A second problem with this method is due to the fact that the combination of photoresist and tape is relatively soft and yielding. The depth of damage induced into the silicon wafer by the grinding process is a function of the stiffness and rigidity of the grinding system (grinding head, spindle, wheel, and chuck) and of the substrate (wafer) being ground: the greater the degree of stiffness of the substrate, the less the depth of grind damage, and vice-versa. Thus, the relatively soft and non-rigid character of the photoresist/tape combination induces a degree of chatter in the grind wheel which limits the final wafer thickness that can be achieved because the wafer can fall apart if the grind damage propagates all the way from the ground surface to the opposing surface of the wafer.
Further, in the case where no photoresist is used, problems can result from removal of the tape. Mechanical peeling of the tape can directly damage delicate device features. Further, stress induced in the overall wafer by the mechanical peeling can lead to warpage and/or curling of the wafer during subsequent processing and handling. The warpage and/or curling may result in wafer breakage or related problems.

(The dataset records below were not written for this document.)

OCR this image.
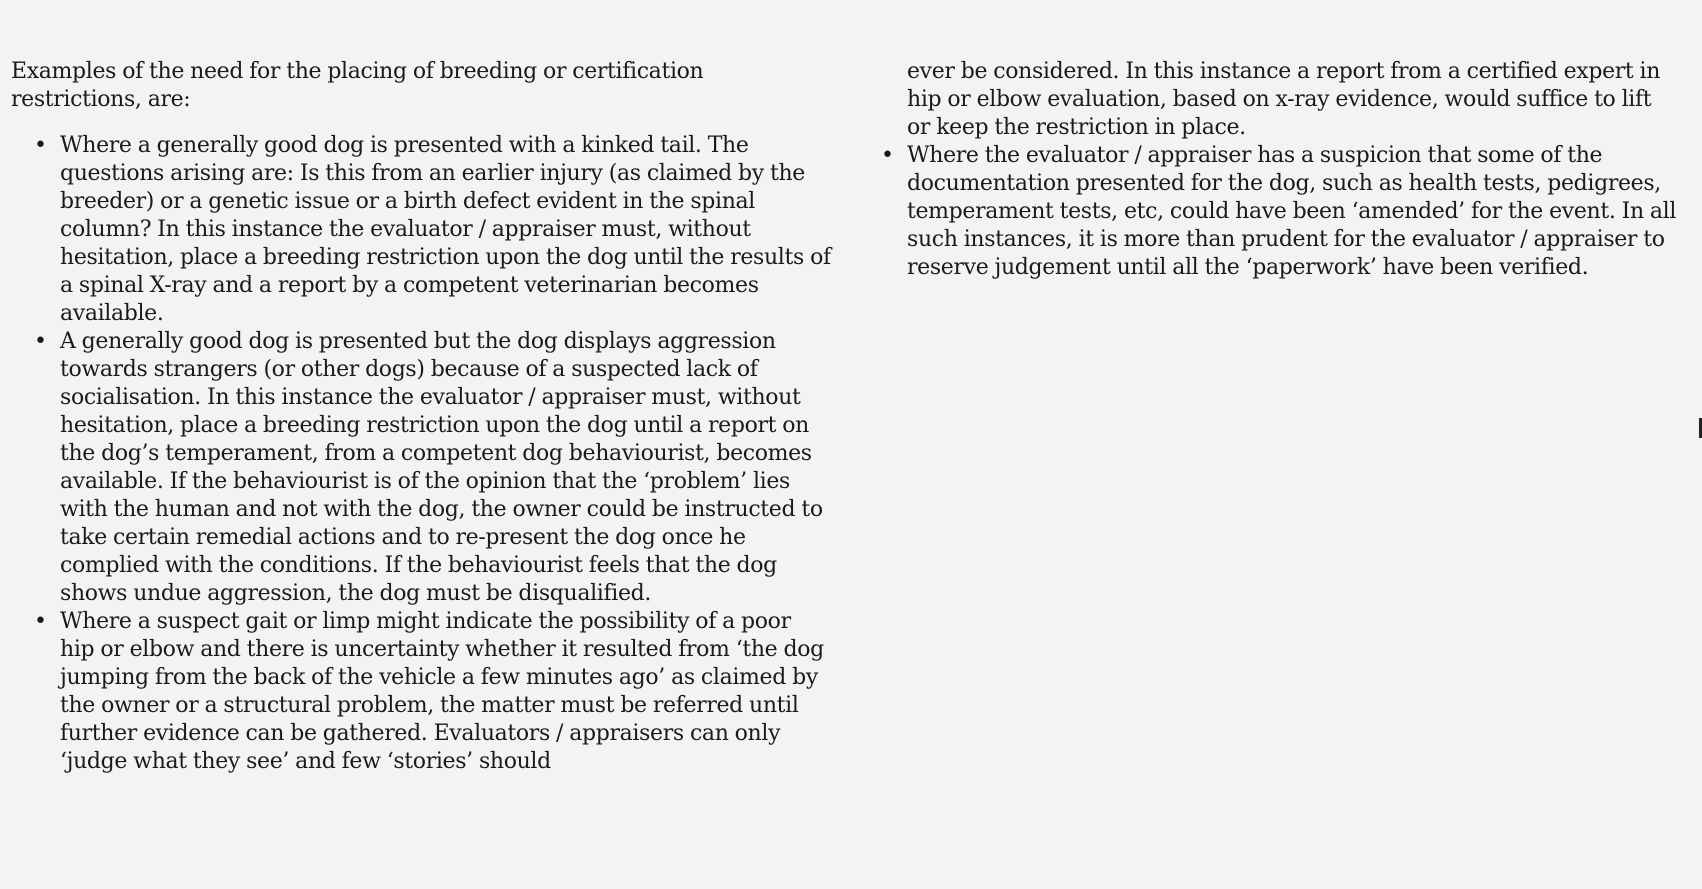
Examples of the need for the placing of breeding or certification restrictions, are:

• Where a generally good dog is presented with a kinked tail. The questions arising are: Is this from an earlier injury (as claimed by the breeder) or a genetic issue or a birth defect evident in the spinal column? In this instance the evaluator / appraiser must, without hesitation, place a breeding restriction upon the dog until the results of a spinal X-ray and a report by a competent veterinarian becomes available.
• A generally good dog is presented but the dog displays aggression towards strangers (or other dogs) because of a suspected lack of socialisation. In this instance the evaluator / appraiser must, without hesitation, place a breeding restriction upon the dog until a report on the dog’s temperament, from a competent dog behaviourist, becomes available. If the behaviourist is of the opinion that the ‘problem’ lies with the human and not with the dog, the owner could be instructed to take certain remedial actions and to re-present the dog once he complied with the conditions. If the behaviourist feels that the dog shows undue aggression, the dog must be disqualified.
• Where a suspect gait or limp might indicate the possibility of a poor hip or elbow and there is uncertainty whether it resulted from ‘the dog jumping from the back of the vehicle a few minutes ago’ as claimed by the owner or a structural problem, the matter must be referred until further evidence can be gathered. Evaluators / appraisers can only ‘judge what they see’ and few ‘stories’ should
ever be considered. In this instance a report from a certified expert in hip or elbow evaluation, based on x-ray evidence, would suffice to lift or keep the restriction in place.
• Where the evaluator / appraiser has a suspicion that some of the documentation presented for the dog, such as health tests, pedigrees, temperament tests, etc, could have been ‘amended’ for the event. In all such instances, it is more than prudent for the evaluator / appraiser to reserve judgement until all the ‘paperwork’ have been verified.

In the case where a photoresist coating is used under the back-grinding tape, the removal of the photoresist poses a problem. Photoresist is typically removed with hot acid solutions or organic solvents. Acid solutions and organic solvents are both undesirable with respect to worker health and safety, environmental stewardship, and the costs and complications associated with waste management and removal.

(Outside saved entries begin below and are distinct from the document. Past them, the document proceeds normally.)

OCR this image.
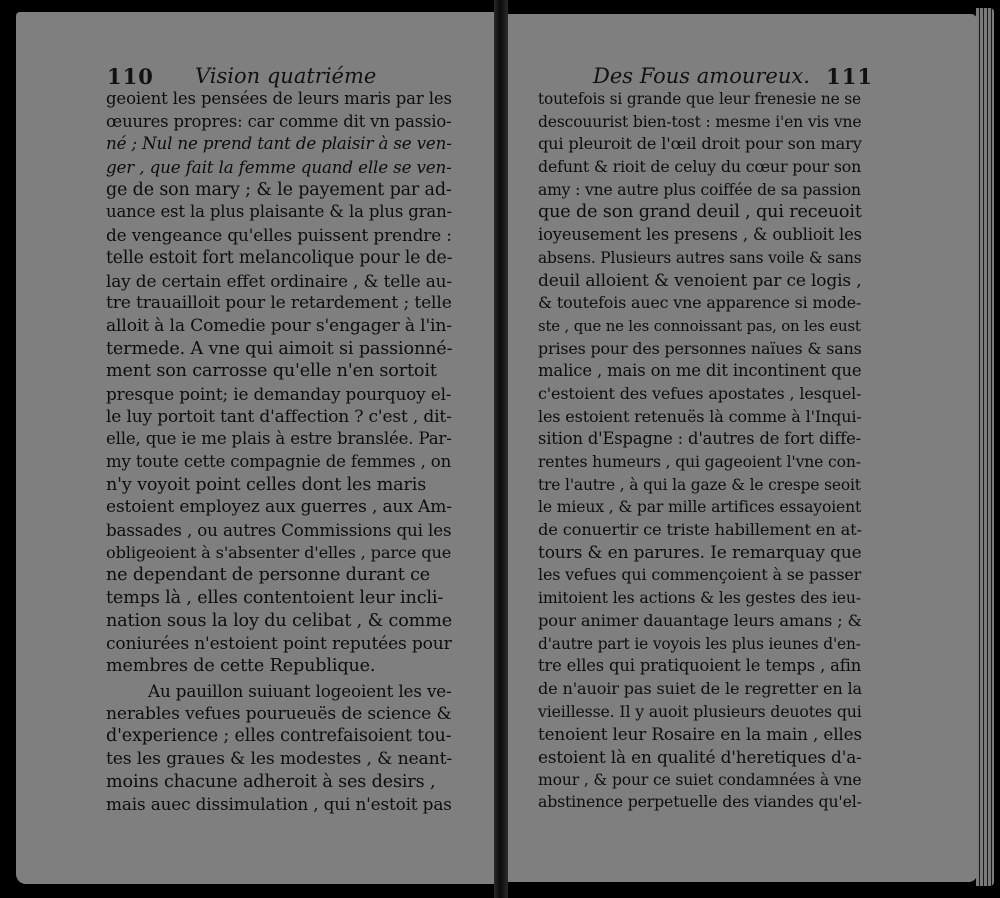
110 Vision quatriéme	Des Fous amoureux. 111
geoient les pensées de leurs maris par les
œuures propres: car comme dit vn passio-
né ; Nul ne prend tant de plaisir à se ven-
ger , que fait la femme quand elle se ven-
ge de son mary ; & le payement par ad-
uance est la plus plaisante & la plus gran-
de vengeance qu'elles puissent prendre :
telle estoit fort melancolique pour le de-
lay de certain effet ordinaire , & telle au-
tre trauailloit pour le retardement ; telle
alloit à la Comedie pour s'engager à l'in-
termede. A vne qui aimoit si passionné-
ment son carrosse qu'elle n'en sortoit
presque point; ie demanday pourquoy el-
le luy portoit tant d'affection ? c'est , dit-
elle, que ie me plais à estre branslée. Par-
my toute cette compagnie de femmes , on
n'y voyoit point celles dont les maris
estoient employez aux guerres , aux Am-
bassades , ou autres Commissions qui les
obligeoient à s'absenter d'elles , parce que
ne dependant de personne durant ce
temps là , elles contentoient leur incli-
nation sous la loy du celibat , & comme
coniurées n'estoient point reputées pour
membres de cette Republique.
Au pauillon suiuant logeoient les ve-
nerables vefues pourueuës de science &
d'experience ; elles contrefaisoient tou-
tes les graues & les modestes , & neant-
moins chacune adheroit à ses desirs ,
mais auec dissimulation , qui n'estoit pas
toutefois si grande que leur frenesie ne se
descouurist bien-tost : mesme i'en vis vne
qui pleuroit de l'œil droit pour son mary
defunt & rioit de celuy du cœur pour son
amy : vne autre plus coiffée de sa passion
que de son grand deuil , qui receuoit
ioyeusement les presens , & oublioit les
absens. Plusieurs autres sans voile & sans
deuil alloient & venoient par ce logis ,
& toutefois auec vne apparence si mode-
ste , que ne les connoissant pas, on les eust
prises pour des personnes naïues & sans
malice , mais on me dit incontinent que
c'estoient des vefues apostates , lesquel-
les estoient retenuës là comme à l'Inqui-
sition d'Espagne : d'autres de fort diffe-
rentes humeurs , qui gageoient l'vne con-
tre l'autre , à qui la gaze & le crespe seoit
le mieux , & par mille artifices essayoient
de conuertir ce triste habillement en at-
tours & en parures. Ie remarquay que
les vefues qui commençoient à se passer
imitoient les actions & les gestes des ieu-
pour animer dauantage leurs amans ; &
d'autre part ie voyois les plus ieunes d'en-
tre elles qui pratiquoient le temps , afin
de n'auoir pas suiet de le regretter en la
vieillesse. Il y auoit plusieurs deuotes qui
tenoient leur Rosaire en la main , elles
estoient là en qualité d'heretiques d'a-
mour , & pour ce suiet condamnées à vne
abstinence perpetuelle des viandes qu'el-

The second primary method employed to back-grind wafers is conventionally used when the desired final wafer thickness falls below the threshold possible using the first method described above. This second method involves mounting the wafer to be thinned onto a rigid support structure (commonly made of stainless steel, ceramic, or quartz) through use of wax or other adhesive. This second method may be used to obtain final wafer thicknesses below 150 μm. However, this second method also has several problems.
First, the method requires that the thinned wafer be separated from its support plate prior to mounting the wafer on a dicing frame. The thinned wafer is therefore vulnerable to damage or breakage during the removal operation and subsequent transfer. The likelihood of this problem occurring increases as the thickness of the wafer decreases.
Second, the method is very difficult to automate. Rather, it is a labor-intensive process and highly dependent on the skills of the operator for its success. Consequently, the method offers a low throughput and a correspondingly high production cost. This method, therefore, is not suitable for cost-effective, automated high-volume production of mainstream commercial products.